Court Green devotes a big chunk of every issue to a dossier on a special topic or theme. This year it’s sex. There are many fine poems here, but before I get to them, I want to make an observation based on reading so many poems about sex in one bunch.
Writing about sex with the intention of recreating the experience poses an unusual challenge. Unlike writing about food, travel, art, music, and cinema, writing about sex is difficult to make anywhere near as good as the real thing. Catalogs, bragging, and lists of shocking activity get boring, and efforts to mimic the craziness of sex through crazy language are tough to decipher.
That said, many sex-centered poems in this issue show us how it can and should be done. Denise Duhamel, for example, has three fine poems laced with anger, comedy, confusion, and sadness. In “You Don’t Get to Tell Me What to Do Ever Again,” the narrator finds that while sex is always—literally and figuratively—at hand, what we want and need from it can be maddeningly elusive. Freed from a marriage-gone stale, she finds herself
as the hands of my imagined and real lovers,
dead or gone, reach down from the ceiling
sprinkling me with rose petals . . .
. . . . . . . . . . . . . . . . . . . . . . . . . . . .

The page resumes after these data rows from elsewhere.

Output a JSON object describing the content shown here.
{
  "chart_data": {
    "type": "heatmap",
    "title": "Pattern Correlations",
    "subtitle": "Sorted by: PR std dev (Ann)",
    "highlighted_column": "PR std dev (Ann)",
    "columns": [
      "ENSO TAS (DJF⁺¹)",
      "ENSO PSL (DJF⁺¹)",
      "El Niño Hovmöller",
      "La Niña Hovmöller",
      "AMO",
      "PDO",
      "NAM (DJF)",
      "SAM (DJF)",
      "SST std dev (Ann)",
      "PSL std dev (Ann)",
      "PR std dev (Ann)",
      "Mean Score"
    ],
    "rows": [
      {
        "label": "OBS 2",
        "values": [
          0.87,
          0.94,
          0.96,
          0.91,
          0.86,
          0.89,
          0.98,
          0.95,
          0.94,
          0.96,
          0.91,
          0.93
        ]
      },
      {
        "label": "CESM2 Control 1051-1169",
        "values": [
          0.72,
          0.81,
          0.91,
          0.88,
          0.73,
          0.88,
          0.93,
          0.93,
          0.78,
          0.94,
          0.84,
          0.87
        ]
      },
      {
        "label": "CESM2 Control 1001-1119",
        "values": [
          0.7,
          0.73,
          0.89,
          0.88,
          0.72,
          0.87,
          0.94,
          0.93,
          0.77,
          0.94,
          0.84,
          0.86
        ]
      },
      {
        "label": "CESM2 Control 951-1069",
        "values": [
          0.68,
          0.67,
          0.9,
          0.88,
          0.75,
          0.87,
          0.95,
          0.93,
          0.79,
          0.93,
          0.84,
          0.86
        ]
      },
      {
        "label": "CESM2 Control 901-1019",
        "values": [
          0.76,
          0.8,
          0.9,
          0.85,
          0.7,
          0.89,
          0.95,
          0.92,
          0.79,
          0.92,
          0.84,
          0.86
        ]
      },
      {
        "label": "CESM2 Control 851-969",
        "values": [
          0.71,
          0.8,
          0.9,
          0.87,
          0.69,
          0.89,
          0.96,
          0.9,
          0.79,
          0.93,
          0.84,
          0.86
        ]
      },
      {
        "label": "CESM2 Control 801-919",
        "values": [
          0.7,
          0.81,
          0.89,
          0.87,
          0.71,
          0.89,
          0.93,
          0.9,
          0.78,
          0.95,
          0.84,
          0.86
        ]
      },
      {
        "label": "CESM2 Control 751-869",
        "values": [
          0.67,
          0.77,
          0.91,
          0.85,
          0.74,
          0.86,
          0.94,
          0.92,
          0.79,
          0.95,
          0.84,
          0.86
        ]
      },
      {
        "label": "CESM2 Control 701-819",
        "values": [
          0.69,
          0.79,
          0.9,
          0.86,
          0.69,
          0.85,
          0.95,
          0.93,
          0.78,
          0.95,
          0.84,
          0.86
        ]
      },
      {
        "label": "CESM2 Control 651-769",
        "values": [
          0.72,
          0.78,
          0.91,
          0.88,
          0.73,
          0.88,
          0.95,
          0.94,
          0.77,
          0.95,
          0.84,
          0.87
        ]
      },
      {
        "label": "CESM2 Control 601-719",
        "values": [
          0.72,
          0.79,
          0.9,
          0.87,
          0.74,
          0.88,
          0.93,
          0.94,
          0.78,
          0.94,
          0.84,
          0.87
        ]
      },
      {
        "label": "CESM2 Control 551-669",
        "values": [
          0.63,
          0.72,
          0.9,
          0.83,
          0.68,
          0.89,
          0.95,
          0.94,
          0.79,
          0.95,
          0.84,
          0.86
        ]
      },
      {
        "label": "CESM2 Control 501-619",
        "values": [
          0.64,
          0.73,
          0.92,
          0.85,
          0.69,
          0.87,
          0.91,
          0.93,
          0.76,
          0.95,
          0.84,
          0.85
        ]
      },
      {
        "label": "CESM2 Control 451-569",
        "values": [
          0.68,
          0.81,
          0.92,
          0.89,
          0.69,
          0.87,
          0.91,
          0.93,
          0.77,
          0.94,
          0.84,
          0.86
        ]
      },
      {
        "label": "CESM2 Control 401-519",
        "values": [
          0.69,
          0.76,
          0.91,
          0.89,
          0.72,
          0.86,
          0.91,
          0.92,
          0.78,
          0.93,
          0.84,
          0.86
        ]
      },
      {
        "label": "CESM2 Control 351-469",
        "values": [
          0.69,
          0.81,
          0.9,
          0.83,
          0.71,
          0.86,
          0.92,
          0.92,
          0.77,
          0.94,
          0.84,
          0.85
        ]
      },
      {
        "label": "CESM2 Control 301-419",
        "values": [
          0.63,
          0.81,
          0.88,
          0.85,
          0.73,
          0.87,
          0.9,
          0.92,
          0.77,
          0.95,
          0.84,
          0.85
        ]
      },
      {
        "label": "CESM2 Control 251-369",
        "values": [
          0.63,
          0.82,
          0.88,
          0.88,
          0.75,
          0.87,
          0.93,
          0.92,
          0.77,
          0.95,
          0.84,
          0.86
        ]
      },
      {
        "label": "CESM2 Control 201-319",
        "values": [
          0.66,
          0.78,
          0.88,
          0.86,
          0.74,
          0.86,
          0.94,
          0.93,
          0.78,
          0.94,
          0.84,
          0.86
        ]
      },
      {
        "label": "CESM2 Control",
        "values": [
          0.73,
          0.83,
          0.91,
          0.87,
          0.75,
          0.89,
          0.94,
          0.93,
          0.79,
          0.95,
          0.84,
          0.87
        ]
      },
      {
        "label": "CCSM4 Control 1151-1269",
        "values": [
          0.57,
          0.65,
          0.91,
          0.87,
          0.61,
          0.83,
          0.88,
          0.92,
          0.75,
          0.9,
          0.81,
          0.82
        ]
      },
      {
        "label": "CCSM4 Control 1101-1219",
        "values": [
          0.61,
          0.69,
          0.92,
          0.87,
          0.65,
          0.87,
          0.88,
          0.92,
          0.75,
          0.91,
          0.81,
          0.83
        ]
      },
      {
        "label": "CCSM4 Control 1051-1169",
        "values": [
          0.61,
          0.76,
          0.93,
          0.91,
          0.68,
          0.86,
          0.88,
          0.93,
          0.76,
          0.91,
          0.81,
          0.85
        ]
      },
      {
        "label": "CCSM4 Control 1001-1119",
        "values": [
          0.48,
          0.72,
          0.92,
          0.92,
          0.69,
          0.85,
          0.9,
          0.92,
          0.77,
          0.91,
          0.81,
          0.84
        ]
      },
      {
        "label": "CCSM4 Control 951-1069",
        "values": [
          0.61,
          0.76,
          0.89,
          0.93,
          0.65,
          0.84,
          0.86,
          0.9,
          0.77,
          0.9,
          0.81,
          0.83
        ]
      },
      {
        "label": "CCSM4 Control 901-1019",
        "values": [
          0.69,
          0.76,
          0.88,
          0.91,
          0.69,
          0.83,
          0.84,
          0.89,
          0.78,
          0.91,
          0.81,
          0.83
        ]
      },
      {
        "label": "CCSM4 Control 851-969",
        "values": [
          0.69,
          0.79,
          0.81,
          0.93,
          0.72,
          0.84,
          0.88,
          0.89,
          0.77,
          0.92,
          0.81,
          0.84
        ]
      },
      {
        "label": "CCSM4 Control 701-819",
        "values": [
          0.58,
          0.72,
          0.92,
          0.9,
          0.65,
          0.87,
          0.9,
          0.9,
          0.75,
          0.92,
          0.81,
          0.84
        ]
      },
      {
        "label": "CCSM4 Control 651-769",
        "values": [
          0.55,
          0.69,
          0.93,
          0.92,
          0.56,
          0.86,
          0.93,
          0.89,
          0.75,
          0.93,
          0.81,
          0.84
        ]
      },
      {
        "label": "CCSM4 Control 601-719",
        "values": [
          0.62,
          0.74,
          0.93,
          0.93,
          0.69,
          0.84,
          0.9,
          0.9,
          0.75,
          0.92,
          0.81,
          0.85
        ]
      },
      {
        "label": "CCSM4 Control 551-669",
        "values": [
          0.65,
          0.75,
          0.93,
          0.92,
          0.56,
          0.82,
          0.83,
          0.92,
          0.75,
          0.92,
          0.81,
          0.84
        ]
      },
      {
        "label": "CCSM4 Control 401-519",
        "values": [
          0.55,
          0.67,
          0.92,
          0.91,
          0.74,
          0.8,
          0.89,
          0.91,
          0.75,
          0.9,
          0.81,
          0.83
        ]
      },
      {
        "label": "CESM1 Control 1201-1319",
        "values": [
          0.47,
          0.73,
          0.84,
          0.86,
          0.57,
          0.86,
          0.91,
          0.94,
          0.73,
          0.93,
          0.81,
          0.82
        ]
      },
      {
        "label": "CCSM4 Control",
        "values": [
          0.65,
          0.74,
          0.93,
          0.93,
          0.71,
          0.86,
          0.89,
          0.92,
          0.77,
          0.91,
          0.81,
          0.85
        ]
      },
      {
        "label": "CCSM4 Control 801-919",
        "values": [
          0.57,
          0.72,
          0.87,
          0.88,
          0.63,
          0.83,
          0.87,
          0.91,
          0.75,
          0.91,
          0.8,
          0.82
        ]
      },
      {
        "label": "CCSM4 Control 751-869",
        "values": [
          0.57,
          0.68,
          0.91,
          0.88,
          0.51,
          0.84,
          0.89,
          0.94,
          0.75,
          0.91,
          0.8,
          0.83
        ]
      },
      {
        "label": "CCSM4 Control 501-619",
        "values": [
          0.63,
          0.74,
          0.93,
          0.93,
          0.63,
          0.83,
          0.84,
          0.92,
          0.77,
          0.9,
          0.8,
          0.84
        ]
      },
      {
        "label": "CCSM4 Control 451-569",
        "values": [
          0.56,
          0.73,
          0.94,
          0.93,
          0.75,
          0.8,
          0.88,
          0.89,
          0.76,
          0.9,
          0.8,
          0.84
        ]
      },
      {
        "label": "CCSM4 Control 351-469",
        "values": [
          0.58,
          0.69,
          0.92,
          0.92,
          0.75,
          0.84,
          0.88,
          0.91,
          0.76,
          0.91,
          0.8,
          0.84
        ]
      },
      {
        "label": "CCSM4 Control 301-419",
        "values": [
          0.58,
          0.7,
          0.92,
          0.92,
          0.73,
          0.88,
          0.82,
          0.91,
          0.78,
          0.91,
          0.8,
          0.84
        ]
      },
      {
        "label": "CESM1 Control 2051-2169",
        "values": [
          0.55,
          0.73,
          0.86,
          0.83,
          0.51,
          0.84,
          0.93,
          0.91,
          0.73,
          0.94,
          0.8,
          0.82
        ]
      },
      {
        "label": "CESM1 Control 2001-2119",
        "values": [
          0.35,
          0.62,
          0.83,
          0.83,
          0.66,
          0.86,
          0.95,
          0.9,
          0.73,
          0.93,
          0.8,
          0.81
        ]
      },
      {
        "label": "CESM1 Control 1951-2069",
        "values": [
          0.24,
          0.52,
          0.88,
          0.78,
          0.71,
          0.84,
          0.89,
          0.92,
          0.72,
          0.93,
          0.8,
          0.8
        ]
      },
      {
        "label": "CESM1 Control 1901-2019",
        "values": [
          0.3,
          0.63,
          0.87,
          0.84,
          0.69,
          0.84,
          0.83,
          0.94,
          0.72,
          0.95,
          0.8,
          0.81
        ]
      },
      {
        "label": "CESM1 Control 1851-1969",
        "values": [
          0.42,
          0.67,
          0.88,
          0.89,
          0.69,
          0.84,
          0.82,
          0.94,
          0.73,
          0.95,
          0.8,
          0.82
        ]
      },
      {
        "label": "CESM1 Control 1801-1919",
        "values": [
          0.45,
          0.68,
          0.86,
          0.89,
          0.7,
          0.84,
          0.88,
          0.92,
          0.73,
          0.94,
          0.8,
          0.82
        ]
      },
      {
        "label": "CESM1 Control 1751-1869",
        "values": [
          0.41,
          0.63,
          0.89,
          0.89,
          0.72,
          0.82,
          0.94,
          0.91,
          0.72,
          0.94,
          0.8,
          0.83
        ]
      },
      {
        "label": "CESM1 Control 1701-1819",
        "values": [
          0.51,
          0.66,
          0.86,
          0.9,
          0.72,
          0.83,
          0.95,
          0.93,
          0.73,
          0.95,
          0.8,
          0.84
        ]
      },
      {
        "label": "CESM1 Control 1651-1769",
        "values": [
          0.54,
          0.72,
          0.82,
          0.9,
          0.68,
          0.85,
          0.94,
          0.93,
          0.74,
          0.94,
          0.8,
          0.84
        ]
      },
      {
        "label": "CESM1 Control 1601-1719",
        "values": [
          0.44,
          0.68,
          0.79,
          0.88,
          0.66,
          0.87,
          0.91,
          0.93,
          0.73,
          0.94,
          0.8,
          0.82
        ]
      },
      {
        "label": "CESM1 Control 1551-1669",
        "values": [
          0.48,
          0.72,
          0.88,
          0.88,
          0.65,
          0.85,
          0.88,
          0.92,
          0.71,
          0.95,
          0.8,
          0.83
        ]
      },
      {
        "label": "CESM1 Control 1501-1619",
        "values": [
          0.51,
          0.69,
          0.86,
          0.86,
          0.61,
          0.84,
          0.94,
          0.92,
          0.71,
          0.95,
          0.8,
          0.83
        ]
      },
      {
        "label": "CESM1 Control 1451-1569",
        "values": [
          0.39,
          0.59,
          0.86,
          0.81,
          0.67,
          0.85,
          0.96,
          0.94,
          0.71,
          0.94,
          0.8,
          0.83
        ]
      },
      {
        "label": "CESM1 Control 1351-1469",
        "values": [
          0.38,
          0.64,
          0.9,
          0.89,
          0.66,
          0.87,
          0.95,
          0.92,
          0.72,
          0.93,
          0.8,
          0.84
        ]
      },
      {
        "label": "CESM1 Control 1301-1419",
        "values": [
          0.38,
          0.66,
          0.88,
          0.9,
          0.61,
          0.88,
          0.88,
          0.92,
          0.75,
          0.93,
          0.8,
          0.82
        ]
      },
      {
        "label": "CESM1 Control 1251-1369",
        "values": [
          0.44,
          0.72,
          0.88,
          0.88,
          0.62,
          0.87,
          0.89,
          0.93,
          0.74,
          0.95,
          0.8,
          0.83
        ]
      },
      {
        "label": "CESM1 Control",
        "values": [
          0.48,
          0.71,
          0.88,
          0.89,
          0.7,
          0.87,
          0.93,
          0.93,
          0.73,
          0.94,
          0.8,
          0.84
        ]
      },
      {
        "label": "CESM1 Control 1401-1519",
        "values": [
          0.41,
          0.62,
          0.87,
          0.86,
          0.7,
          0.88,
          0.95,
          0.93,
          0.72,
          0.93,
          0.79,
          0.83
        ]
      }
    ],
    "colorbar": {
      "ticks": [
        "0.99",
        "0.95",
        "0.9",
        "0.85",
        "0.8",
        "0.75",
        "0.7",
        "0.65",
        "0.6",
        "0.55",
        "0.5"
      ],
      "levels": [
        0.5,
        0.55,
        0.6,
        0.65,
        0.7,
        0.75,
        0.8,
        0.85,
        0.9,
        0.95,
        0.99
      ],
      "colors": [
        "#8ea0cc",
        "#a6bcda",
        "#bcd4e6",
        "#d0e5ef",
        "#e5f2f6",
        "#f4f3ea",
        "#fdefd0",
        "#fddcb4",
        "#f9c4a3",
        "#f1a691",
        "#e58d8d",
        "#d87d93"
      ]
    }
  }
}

and I pretend I can do whatever I want.
A focus on desire rather than the act itself is often an effective strategy for the best among these poems. Albert Goldbarth uses it in a long, six-part riff entitled “A Partial List of Unacknowledged Sex.” He begins by comparing pollen in the air to chaperoning a party of fifteen-year-olds where no one can acknowledge the “static sex electricity” in the room, “so thick that a single errant loosed spark / from a carpet or petting the cat will make / the entire room into a bomb.”
Humor is a great strategy. In “Sex Education,” Ron Koertge shows us adolescent boys watching dogs “doing it.” They think it’s hilarious until “Mrs. Berryman came out in her slip,” wearing a smirk “like none of our mothers.” After a flip of her cigarette and a wink, “. . . tag or Red Rover seemed / stupid. It had to be football so we / could handle each other and bleed.”
And then there’s the dark side. Most Americans have come around to the idea that rape isn’t about sex, it’s about violence and power, for which sex is merely a means. Emma Bolden takes us into the center of that experience with her stunning, “Somewhere She’s Holding in Silence,” a tour de force and one of the strongest poems in the issue.
In the contributors notes, writers were asked to identify the most unusual place they have had sex. As one would expect, there are plenty of stairwells, vehicles, elevators, landscapes, and witty answers like “Indiana.” Bolden, in addition to writing a superb poem, supplied the best answer: “Chex? Where’s the most unusual place I’ve had Chex? Probably in the hallway of my dorm whilst walking to the laundry room.”
The non-dossier half of the issue includes memorable work by Mary Ruefle, Kathleen Ossip, Maureen Seaton, Eric Burger, Matthew Thorburn, Terence Winch, Robert Hershon, and many others. There’s also a selection of spare, anti-poetic poems by the late Ed Smith, edited by Bruce Hainley.
The dossier theme for next year is creative response, in poetry, short lyric essay, or non-academic prose, to the life, work, and legacy of the late James Schuyler. Get those pencils sharpened. Judging by this issue, the competition is likely to be fierce.